In Malta, there are on-going government initiatives to enhance good practices for technology-enhanced learning. Yet there are also limited examples of educational institutions that have significantly restructured and/or reorganised themselves to embrace digitally mediated attitudinal shifts to teaching and learning as a holistic school initiative. In context, the considerable financial commitments involved in ICT implementation and the ensuing expected organisational changes in teaching and administrative levels, demand a major transformation that calls on innovative leadership decision-making qualities to embrace change. Therefore, motivations underlying this write-up converge onto the effects of a rapidly unfolding digitally mediated reality. As arguments focus on the consequences of pressures that teaching styles and the school realities are being subjected to, a call to a new facet in leadership that can embrace change and which in this article is intentionally coined as Digitally Mediated Leadership is made.
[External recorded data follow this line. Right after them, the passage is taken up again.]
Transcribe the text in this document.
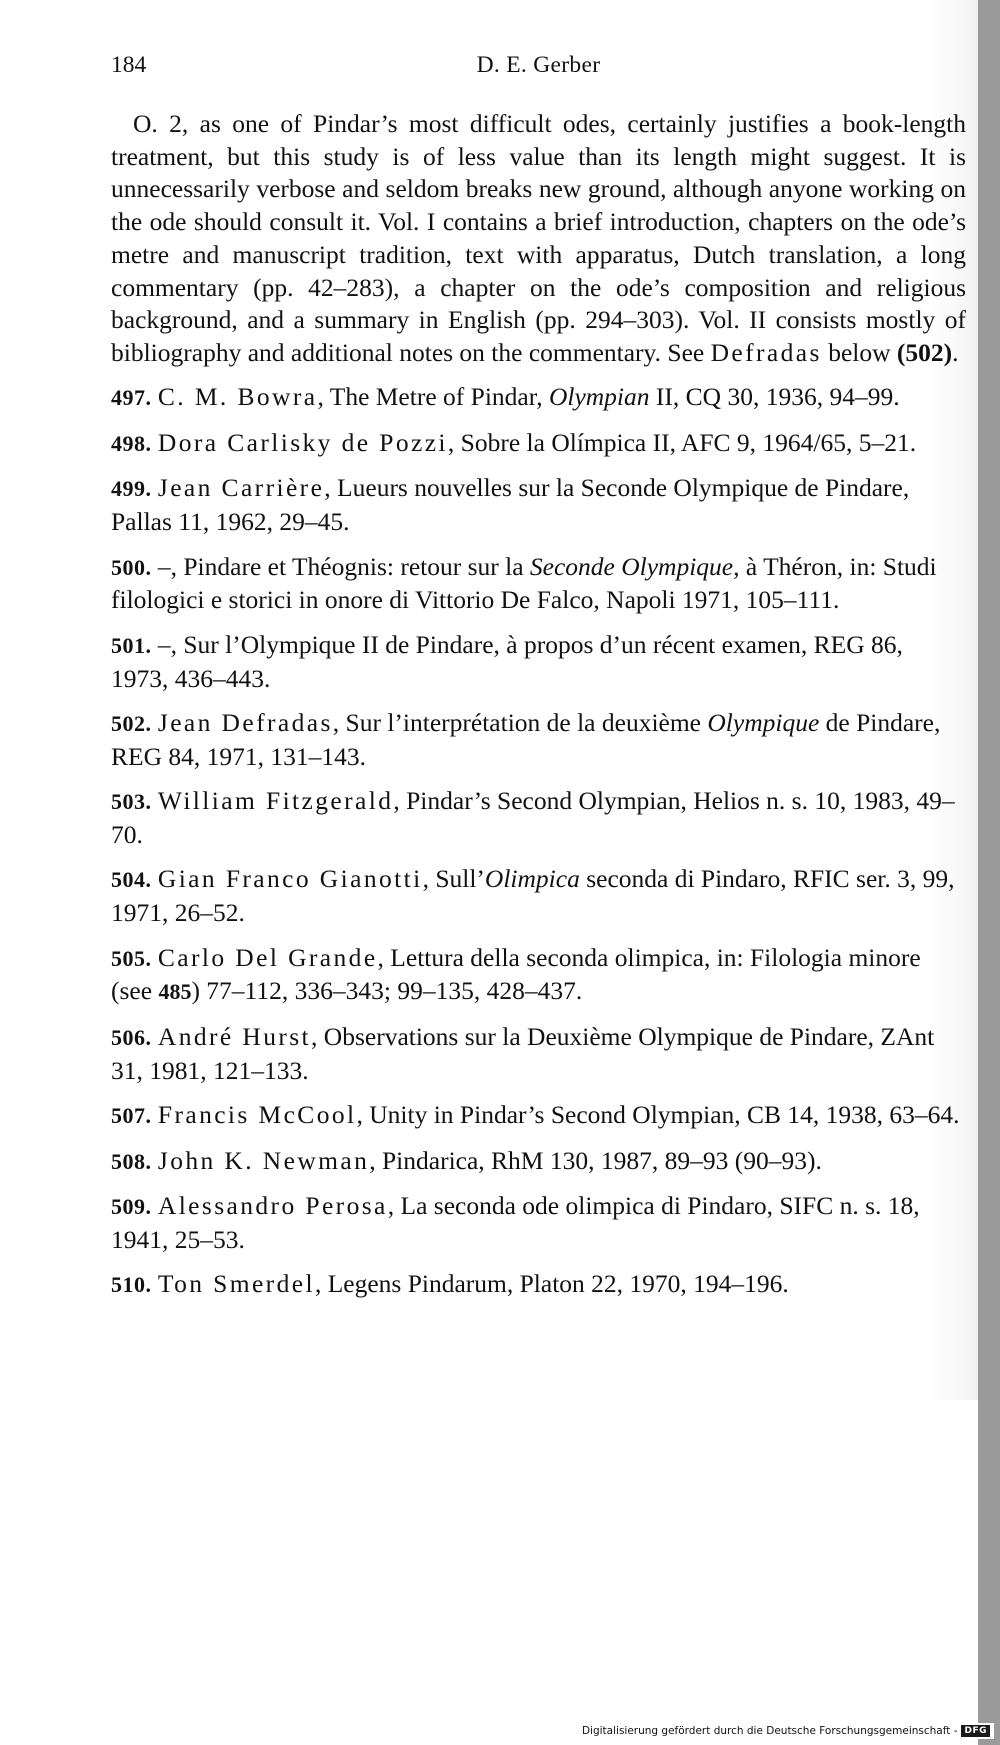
184	D. E. Gerber

O. 2, as one of Pindar’s most difficult odes, certainly justifies a book-length treatment, but this study is of less value than its length might suggest. It is unnecessarily verbose and seldom breaks new ground, although anyone working on the ode should consult it. Vol. I contains a brief introduction, chapters on the ode’s metre and manuscript tradition, text with apparatus, Dutch translation, a long commentary (pp. 42–283), a chapter on the ode’s composition and religious background, and a summary in English (pp. 294–303). Vol. II consists mostly of bibliography and additional notes on the commentary. See Defradas below (502).

497. C. M. Bowra, The Metre of Pindar, Olympian II, CQ 30, 1936, 94–99.

498. Dora Carlisky de Pozzi, Sobre la Olímpica II, AFC 9, 1964/65, 5–21.

499. Jean Carrière, Lueurs nouvelles sur la Seconde Olympique de Pindare, Pallas 11, 1962, 29–45.

500. –, Pindare et Théognis: retour sur la Seconde Olympique, à Théron, in: Studi filologici e storici in onore di Vittorio De Falco, Napoli 1971, 105–111.

501. –, Sur l’Olympique II de Pindare, à propos d’un récent examen, REG 86, 1973, 436–443.

502. Jean Defradas, Sur l’interprétation de la deuxième Olympique de Pindare, REG 84, 1971, 131–143.

503. William Fitzgerald, Pindar’s Second Olympian, Helios n. s. 10, 1983, 49–70.

504. Gian Franco Gianotti, Sull’Olimpica seconda di Pindaro, RFIC ser. 3, 99, 1971, 26–52.

505. Carlo Del Grande, Lettura della seconda olimpica, in: Filologia minore (see 485) 77–112, 336–343; 99–135, 428–437.

506. André Hurst, Observations sur la Deuxième Olympique de Pindare, ZAnt 31, 1981, 121–133.

507. Francis McCool, Unity in Pindar’s Second Olympian, CB 14, 1938, 63–64.

508. John K. Newman, Pindarica, RhM 130, 1987, 89–93 (90–93).

509. Alessandro Perosa, La seconda ode olimpica di Pindaro, SIFC n. s. 18, 1941, 25–53.

510. Ton Smerdel, Legens Pindarum, Platon 22, 1970, 194–196.

Digitalisierung gefördert durch die Deutsche Forschungsgemeinschaft - DFG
Subsequently, as theory is grounded into nascent leadership practices, reference is made to residing beliefs and interpretations that a chosen group of Maltese Heads of Schools are employing in the setting of support systems and initiatives that can facilitate and actively reorganise school realities to embrace technology induced transformation.
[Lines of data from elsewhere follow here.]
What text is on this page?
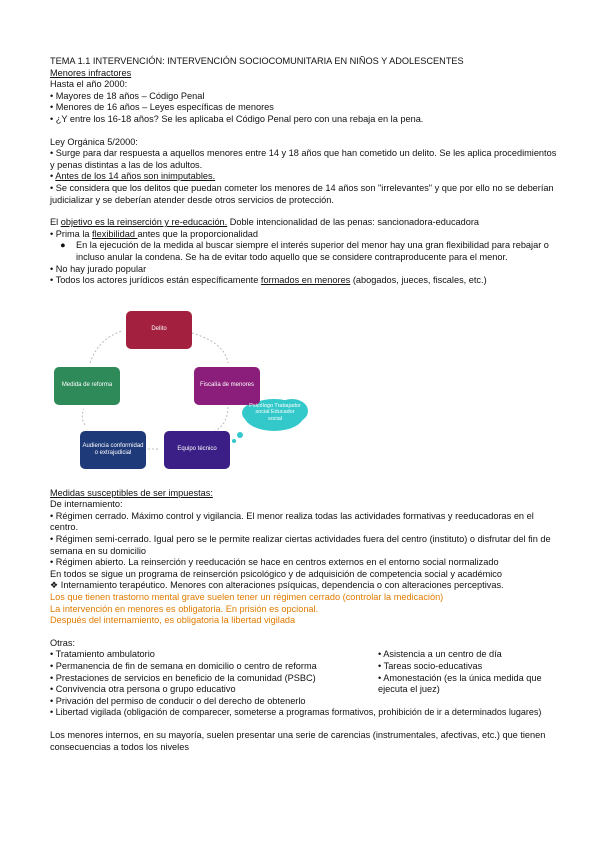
TEMA 1.1 INTERVENCIÓN: INTERVENCIÓN SOCIOCOMUNITARIA EN NIÑOS Y ADOLESCENTES

Menores infractores

Hasta el año 2000:

• Mayores de 18 años – Código Penal

• Menores de 16 años – Leyes específicas de menores

• ¿Y entre los 16-18 años? Se les aplicaba el Código Penal pero con una rebaja en la pena.

Ley Orgánica 5/2000:

• Surge para dar respuesta a aquellos menores entre 14 y 18 años que han cometido un delito. Se les aplica procedimientos y penas distintas a las de los adultos.

• Antes de los 14 años son inimputables.

• Se considera que los delitos que puedan cometer los menores de 14 años son "irrelevantes" y que por ello no se deberían judicializar y se deberían atender desde otros servicios de protección.

El objetivo es la reinserción y re-educación. Doble intencionalidad de las penas: sancionadora-educadora

• Prima la flexibilidad antes que la proporcionalidad

● En la ejecución de la medida al buscar siempre el interés superior del menor hay una gran flexibilidad para rebajar o incluso anular la condena. Se ha de evitar todo aquello que se considere contraproducente para el menor.

• No hay jurado popular

• Todos los actores jurídicos están específicamente formados en menores (abogados, jueces, fiscales, etc.)

Delito
Fiscalía de menores
Equipo técnico
Audiencia conformidad o extrajudicial
Medida de reforma
Psicólogo Trabajador social Educador social

Medidas susceptibles de ser impuestas:

De internamiento:

• Régimen cerrado. Máximo control y vigilancia. El menor realiza todas las actividades formativas y reeducadoras en el centro.

• Régimen semi-cerrado. Igual pero se le permite realizar ciertas actividades fuera del centro (instituto) o disfrutar del fin de semana en su domicilio

• Régimen abierto. La reinserción y reeducación se hace en centros externos en el entorno social normalizado

En todos se sigue un programa de reinserción psicológico y de adquisición de competencia social y académico

❖ Internamiento terapéutico. Menores con alteraciones psíquicas, dependencia o con alteraciones perceptivas.

Los que tienen trastorno mental grave suelen tener un régimen cerrado (controlar la medicación)

La intervención en menores es obligatoria. En prisión es opcional.

Después del internamiento, es obligatoria la libertad vigilada

Otras:

• Tratamiento ambulatorio

• Permanencia de fin de semana en domicilio o centro de reforma

• Prestaciones de servicios en beneficio de la comunidad (PSBC)

• Convivencia otra persona o grupo educativo

• Privación del permiso de conducir o del derecho de obtenerlo

• Asistencia a un centro de día

• Tareas socio-educativas

• Amonestación (es la única medida que ejecuta el juez)

• Libertad vigilada (obligación de comparecer, someterse a programas formativos, prohibición de ir a determinados lugares)

Los menores internos, en su mayoría, suelen presentar una serie de carencias (instrumentales, afectivas, etc.) que tienen consecuencias a todos los niveles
Accordingly, this write-up is structured as follows:

  • Firstly, a brief history on digital technologies in formal educational contexts will set up the backdrop across which arguments will be formed.

  • It will secondly be complimented by an informative insight into the Maltese educational system and underlying contextual school leadership roles that will intriniscally lead to the central arguments for leadership styles that can instigate change. Subsequently this will define ‘digitally mediated leadership’ as an established requirement and dimension into school leadership skills that acknowledge and encourage digitally mediated transformation in formal educational institutions.

  • Thirdly a methodology and analytical model based on discussed theoretical parameters and traits that the chosen school leaders have on the issue of inclusion of digital mediated learning in schools is provided.

  • Finally, conclusive arguments that draw on analysed observations according to the theoretical lens underlying this research, will augment available literature on Digitally Mediated Leadership.